PCA command: (this was for ccoel)

ngsCovar -probfile <path to output file from angsd command above>  -outfile <output file> -nind <number of samples> -nsites <number of sites from step 2 above>  -call 0 -norm 0

Wrapper script: sbatch ngsCovar_wrap.sh

ngsTools PCA - round 2

After initial PCA above, plus additional first pass analyses (SFS, admixture, ngsrelate), we identified outlier samples or samples that were too closely-related to others. These were excluded from downstream analysis and I had to redo the PCA. We adjusted parameter settings for the angsd step.

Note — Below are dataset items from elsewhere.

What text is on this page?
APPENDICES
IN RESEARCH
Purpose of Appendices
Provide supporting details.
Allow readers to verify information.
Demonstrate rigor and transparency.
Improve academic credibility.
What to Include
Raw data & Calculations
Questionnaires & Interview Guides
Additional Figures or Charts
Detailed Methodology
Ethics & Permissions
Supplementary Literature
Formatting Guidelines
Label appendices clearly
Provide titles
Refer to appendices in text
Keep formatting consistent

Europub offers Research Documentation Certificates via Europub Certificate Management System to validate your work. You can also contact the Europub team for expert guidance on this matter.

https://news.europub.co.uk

  1. Make inputs for PCA ANGSD command:
angsd -bam <path to bam .list file> -ref <path to species reference fasta> -anc <path to species reference fasta> -only_proper_pairs 0 -minMapQ 10 -minQ 20 -fold 1 -GL 1 -doGeno 32 -doPost 1 -doMaf 1 -doMajorMinor 1 -doSaf 1 -sites <path to .keep file> -rf <path to .rf file> -out <output path> -skipTriallelic 1 -minInd <70% of individuals> -minIndDepth 3 -doCounts 1

Notes on flags:

  • using -minIndDepth = 3, instead of -setMinDepth.

Wrapper scripts:

sbatch pca_ccorun97_wrap.sh
sbatch pca_cvioln59_wrap.sh
  1. Get number of sites (same directions as above)
  • the number of sites was much higher than previous approach and about the same as total number of sites in .keep file. It seems that removing outliers makes a difference.
  1. PCA (same as above)

Wrapper script: sbatch ngsCovar_wrap.sh

Visualize PCA plots

Use .covar files from ngsTools PCA output.